ATLANTA (LN) — A nonsignatory real estate company cannot be compelled to arbitrate claims brought against it by a signatory under the doctrine of equitable estoppel, the Georgia Supreme Court held, reversing the lower court’s confirmation of an arbitration award against the nonsignatory party.
In Jackson v. Stevenson, the high court held that the arbitrator exceeded his powers by joining RICSHA, a Jackson-owned entity, to the arbitration proceedings. The court noted that it is undisputed that RICSHA did not sign the operating agreements containing the arbitration clauses and did not seek direct benefits from those contracts.

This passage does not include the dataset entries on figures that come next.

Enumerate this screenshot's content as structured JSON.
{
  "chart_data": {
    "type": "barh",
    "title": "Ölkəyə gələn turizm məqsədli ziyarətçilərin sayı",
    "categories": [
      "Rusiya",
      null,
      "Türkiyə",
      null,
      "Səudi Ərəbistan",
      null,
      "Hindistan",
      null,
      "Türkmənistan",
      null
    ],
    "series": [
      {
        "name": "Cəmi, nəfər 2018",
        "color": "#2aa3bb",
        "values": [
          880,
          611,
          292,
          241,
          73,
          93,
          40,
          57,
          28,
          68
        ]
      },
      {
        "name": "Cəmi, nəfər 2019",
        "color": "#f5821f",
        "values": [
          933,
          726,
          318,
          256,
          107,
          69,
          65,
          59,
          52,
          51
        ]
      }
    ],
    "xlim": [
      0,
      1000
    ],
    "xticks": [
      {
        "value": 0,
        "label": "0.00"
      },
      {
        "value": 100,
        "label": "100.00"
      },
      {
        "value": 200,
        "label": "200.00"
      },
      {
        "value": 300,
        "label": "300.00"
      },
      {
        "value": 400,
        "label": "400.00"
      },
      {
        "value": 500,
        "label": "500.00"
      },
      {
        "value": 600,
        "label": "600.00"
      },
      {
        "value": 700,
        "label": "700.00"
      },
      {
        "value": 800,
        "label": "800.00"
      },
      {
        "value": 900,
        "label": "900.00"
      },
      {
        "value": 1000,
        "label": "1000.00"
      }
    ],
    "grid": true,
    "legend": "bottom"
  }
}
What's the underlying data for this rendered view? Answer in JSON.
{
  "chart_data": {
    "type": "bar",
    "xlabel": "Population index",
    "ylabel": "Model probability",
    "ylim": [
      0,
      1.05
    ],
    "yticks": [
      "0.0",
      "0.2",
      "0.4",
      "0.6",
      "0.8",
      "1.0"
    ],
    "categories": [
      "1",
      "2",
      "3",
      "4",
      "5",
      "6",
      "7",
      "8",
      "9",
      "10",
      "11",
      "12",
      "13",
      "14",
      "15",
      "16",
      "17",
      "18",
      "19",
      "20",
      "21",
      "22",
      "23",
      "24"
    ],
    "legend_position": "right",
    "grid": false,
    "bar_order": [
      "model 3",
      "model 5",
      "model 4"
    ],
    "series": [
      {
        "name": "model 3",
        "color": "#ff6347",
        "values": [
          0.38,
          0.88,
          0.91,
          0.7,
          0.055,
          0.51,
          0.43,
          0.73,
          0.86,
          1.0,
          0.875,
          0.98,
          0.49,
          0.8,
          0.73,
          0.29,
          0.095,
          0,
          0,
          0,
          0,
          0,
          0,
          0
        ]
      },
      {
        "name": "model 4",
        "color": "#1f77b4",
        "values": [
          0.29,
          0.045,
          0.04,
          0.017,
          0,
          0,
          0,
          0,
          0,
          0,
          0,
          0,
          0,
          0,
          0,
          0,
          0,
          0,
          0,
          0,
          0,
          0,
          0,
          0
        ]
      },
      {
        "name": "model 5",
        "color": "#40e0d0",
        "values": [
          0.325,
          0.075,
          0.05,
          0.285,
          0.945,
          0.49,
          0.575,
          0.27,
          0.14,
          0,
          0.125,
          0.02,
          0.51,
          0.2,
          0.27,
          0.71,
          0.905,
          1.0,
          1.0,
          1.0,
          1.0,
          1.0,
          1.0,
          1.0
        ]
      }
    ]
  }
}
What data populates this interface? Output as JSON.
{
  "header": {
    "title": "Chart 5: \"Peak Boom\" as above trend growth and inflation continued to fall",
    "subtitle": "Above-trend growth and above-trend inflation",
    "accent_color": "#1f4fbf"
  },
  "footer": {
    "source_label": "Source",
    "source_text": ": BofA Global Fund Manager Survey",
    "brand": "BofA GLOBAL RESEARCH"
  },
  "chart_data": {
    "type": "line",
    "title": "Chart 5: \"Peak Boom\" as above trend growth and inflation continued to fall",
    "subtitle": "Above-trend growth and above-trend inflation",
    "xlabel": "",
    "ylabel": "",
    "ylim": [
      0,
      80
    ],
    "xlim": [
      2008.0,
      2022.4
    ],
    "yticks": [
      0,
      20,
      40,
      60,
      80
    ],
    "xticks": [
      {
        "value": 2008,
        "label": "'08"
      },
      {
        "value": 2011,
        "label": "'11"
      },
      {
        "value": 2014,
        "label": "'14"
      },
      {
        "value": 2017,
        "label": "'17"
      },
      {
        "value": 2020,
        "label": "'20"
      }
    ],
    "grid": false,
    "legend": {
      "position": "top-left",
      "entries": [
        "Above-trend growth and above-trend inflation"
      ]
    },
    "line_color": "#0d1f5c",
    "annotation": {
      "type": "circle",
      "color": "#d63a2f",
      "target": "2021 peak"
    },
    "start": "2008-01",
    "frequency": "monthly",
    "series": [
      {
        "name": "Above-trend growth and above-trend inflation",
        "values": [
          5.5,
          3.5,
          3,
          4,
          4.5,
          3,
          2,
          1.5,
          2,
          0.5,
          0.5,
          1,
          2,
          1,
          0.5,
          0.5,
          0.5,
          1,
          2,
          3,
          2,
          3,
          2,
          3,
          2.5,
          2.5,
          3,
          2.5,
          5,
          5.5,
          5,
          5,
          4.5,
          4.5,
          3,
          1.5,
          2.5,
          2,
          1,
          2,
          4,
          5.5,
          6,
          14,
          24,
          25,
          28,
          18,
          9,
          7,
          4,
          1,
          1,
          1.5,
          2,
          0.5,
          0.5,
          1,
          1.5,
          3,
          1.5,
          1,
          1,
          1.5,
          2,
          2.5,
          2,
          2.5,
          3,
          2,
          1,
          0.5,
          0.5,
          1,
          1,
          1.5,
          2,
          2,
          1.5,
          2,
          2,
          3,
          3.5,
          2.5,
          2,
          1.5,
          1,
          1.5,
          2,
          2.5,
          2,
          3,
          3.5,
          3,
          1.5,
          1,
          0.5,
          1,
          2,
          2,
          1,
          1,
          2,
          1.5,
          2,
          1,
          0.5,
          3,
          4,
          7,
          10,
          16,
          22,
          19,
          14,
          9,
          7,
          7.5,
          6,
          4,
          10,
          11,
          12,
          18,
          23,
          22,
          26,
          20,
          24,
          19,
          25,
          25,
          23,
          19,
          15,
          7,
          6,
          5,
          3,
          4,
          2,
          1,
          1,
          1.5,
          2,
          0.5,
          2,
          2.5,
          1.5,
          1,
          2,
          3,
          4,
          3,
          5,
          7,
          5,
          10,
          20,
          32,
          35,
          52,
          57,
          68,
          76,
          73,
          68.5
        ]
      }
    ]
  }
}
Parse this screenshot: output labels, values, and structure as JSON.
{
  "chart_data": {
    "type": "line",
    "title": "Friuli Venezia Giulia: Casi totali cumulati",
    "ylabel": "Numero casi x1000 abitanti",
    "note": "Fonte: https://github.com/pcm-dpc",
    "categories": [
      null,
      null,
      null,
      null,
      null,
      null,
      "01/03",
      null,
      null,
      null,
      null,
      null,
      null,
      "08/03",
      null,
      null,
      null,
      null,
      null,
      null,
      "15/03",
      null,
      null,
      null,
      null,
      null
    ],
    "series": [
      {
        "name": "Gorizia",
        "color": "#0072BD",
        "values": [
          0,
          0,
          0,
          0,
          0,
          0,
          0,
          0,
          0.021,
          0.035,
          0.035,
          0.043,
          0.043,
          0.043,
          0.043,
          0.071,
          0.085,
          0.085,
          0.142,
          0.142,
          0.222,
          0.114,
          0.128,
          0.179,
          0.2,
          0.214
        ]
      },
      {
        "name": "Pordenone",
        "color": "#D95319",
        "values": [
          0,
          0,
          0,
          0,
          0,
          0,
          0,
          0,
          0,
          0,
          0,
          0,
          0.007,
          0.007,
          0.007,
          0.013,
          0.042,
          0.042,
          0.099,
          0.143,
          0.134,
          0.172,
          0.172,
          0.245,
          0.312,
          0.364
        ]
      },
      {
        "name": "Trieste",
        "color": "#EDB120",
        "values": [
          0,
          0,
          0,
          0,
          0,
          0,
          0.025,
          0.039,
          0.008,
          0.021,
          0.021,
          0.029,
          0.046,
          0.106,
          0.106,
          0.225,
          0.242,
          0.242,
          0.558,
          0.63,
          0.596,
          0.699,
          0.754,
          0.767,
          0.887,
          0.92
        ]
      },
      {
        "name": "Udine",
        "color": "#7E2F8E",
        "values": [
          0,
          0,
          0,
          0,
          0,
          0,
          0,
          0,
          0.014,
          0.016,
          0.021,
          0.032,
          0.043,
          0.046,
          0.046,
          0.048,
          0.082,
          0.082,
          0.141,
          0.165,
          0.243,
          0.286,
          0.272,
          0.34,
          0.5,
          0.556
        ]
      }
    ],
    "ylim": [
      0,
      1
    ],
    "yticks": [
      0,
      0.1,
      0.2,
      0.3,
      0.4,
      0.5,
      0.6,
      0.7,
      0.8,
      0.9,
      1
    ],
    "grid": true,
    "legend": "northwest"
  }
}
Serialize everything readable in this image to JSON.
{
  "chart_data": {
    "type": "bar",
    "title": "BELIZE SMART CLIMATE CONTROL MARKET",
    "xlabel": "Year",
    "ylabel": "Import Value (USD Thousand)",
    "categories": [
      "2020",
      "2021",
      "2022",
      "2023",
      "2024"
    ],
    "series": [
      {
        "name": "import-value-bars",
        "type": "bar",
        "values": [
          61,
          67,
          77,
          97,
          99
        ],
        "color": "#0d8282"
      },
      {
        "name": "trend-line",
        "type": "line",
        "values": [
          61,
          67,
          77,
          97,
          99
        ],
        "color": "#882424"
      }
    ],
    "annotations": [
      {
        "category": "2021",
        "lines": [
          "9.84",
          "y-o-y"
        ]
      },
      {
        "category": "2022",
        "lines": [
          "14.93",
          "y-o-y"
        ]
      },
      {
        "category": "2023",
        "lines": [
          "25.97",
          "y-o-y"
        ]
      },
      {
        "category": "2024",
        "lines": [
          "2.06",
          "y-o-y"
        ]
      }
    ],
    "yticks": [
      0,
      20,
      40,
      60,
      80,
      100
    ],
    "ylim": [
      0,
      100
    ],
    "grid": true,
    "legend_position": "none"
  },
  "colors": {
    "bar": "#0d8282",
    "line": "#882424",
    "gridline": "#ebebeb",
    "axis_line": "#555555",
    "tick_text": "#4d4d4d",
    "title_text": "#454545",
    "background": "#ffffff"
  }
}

The dispute arose from a real estate development joint venture between entities owned by Richard Jackson and Mark Stevenson. The venture was governed by two operating agreements requiring arbitration under the Federal Arbitration Act.
In 2022, the Jackson entities sought to terminate the venture. They offered to buy out the Stevenson entities’ interest for $3 million or sell their own interest for $7 million. The Stevenson entities elected to buy out the Jackson entities.
Less than a week later, Jackson terminated a separate consulting agreement under which Stevenson managed the venture. The Stevenson entities filed for arbitration, alleging misconduct by the Jackson entities to foil the closing.
The Stevenson entities later sought to add RICSHA as a respondent, alleging that the Jackson entities and RICSHA conspired to deprive the venture of valuable assets. The arbitrator ordered RICSHA added to the case.
After a six-day hearing, the arbitrator issued an award. The arbitrator found that the Stevenson entities’ management of the venture resulted in material financial loss, authorizing termination of the consulting agreement. He also found that the Jackson entities breached the buy-sell provision by improperly adjusting finances and removing assets.
RICSHA filed to vacate the award, arguing the arbitrator exceeded his powers. The trial court denied the motion, finding the arbitrator permissibly applied equitable estoppel. The Court of Appeals affirmed.
The Georgia Supreme Court reversed, holding that the trial court applied the wrong standard of review. The court ruled that because RICSHA did not agree to arbitrate the question of arbitrability, the trial court must decide independently whether she is bound by the agreement.
The court further ruled that equitable estoppel does not apply to compel a nonsignatory to arbitrate when the signatory plaintiff is the one seeking to enforce the clause.
The court noted that equitable estoppel typically applies when a nonsignatory seeks to compel a signatory to arbitrate. Applying it in reverse, to subject a nonsignatory to arbitration at the signatory’s request, is not supported by Georgia law.
The Stevenson entities argued that RICSHA directly benefited from the operating agreements by interfering with their rights to retain assets. The court rejected this, stating that such interference is not a direct benefit flowing from the agreement itself.
The court also rejected arguments that RICSHA sought benefits through an attorneys’ fees provision, noting that the Jackson entities expressly stated their counterclaims were asserted by parties to the agreements, excluding RICSHA.
The court emphasized that there is no “inherently intertwined” theory of estoppel in Georgia and that the corporate veil was not pierced.
The court remanded the case to the Court of Appeals to consider whether the arbitration award against the signatory Jackson entities may stand or must be set aside in light of the ruling regarding RICSHA.
All justices concurred, except Presiding Justice Warren, who did not participate.